Mark Twain once said, “The public is the only critic whose opinion is worth anything at all.” In 2017, the nation’s first open data law, the Digital Accountability and Transparency Act of 2014 (DATA Act) moved from a pilot phase to full implementation. However, the jury is still out on how the public will react to this massive effort to bring unprecedented visibility into U.S. federal government spending data.
At the core of this effort to increase transparency, the DATA Act gives taxpayers, watchdog groups, and the media unparalleled ability to view detailed spending information in user-friendly formats. In other words, when Congress appropriates money, the entire lifecycle from appropriation to disbursement will be tracked and made available on a public website. In fact, you can already visit the new USAspending.gov beta site to view informative reports on the $3.85 trillion spent by the federal government in 2016 for contracts, grants and other forms of financial assistance.
The sites interactive visual tools display high-level spending data sourced from the Monthly Treasury Statement (MTS). The summary reports make it simple to see who has received funding and where it was spent. The site gives visitors the ability to quickly search down to the individual award or contract for more information.
This level of detail on federal spending has never before been accessible.

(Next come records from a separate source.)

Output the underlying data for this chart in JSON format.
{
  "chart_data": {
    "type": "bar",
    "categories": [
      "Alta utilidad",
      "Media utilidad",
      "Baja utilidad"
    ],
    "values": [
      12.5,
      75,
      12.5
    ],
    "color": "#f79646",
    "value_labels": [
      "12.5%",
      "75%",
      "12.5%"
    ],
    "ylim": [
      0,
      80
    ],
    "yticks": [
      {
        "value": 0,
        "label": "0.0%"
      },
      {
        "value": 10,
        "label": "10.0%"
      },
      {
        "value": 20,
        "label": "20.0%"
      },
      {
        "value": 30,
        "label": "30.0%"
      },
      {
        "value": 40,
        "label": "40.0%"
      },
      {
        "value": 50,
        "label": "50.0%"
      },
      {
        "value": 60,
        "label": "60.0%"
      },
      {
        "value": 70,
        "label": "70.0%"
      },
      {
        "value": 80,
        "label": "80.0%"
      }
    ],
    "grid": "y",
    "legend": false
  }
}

The yet unfulfilled promise of the DATA Act is that more transparency will ultimately lead to better decisions by a more informed public. Moreover, the creation of new, increasingly advanced ways to analyze disbursement information is expected to increase the use of data analytics for detecting waste, fraud, and abuse of taxpayer funds.
Accountability and transparency drive the DATA Act’s bold promise of better spending, improved outcomes, and more efficient government.
But the heroic fight for transparency of federal spending started with humble beginnings. Let’s take a look at the roots of this open data law, which is carrying the federal government kicking and screaming into the Age of Big Data.
The Birthplace of Federal Government Accountability and Transparency
The Freedom of Information Act
This movement started with a radical concept: that taxpayers have the right to know what’s going on within their government! Enacted on July 4th, 1966, the Freedom of Information Act (FOIA) explicitly granted citizens the right to access records of the federal government and its agencies. Although there were exceptions built into the law that exempted certain records from disclosure, this legislation provided a right to access that was enforceable through the courts, if federal agencies were reluctant to share records.
The Chief Financial Officers Act of 1990
The next giant step for transparency and accountability began with the Chief Financial Officers Act of 1990 (CFO Act), which was signed into law by the first President Bush on November 15, 1990. The purpose of this legislation was to bring modern financial management practices to the federal government to ensure reliable financial reporting and improve ways to fight wasteful and fraudulent spending of taxpayer dollars.
The Office of Management and Budget (OMB) gained new authority and responsibility for leading both general and financial management improvements. One of the lesser known details of this legislation was the expanded requirements for audited financial statements and other forms of accountability reporting. This boost in reporting included the requirement for cost reports to be made available to Congress and others.
Federal Funding Accountability and Transparency Act
Finally, the Federal Funding Accountability and Transparency Act (FFATA) was signed into law by the second President Bush on September 26, 2006. This unprecedented piece of legislation brought the public disclosure of spending information into the Information Age by establishing a single searchable website called USAspending.gov. The law ensured that taxpayers could access information about the government’s spending of taxpayer dollars in a publicly available database.
For grant recipients, your first introduction to reporting data for USAspending.gov may have been during the stimulus funding known as the American Recovery and Reinvestment Act of 2009 (ARRA). It was during this time that the collection of various data and reports pointed to potential targets in the efforts to reduce waste and fraud of taxpayer funds. During this process, several types of issues surfaced in the collection of certain data elements for reporting on the new website.
For example, the information requested from grant recipients hadn’t been collected previously for reporting purposes. Data definitions were confusing, and legacy systems forced the manual collection of some of the new requirements. There had to be improvements if this radical concept of accountability and transparency was going to work.
Enter the concept of data standardization to a machine-readable format! An idea whose time had come, or so it seemed.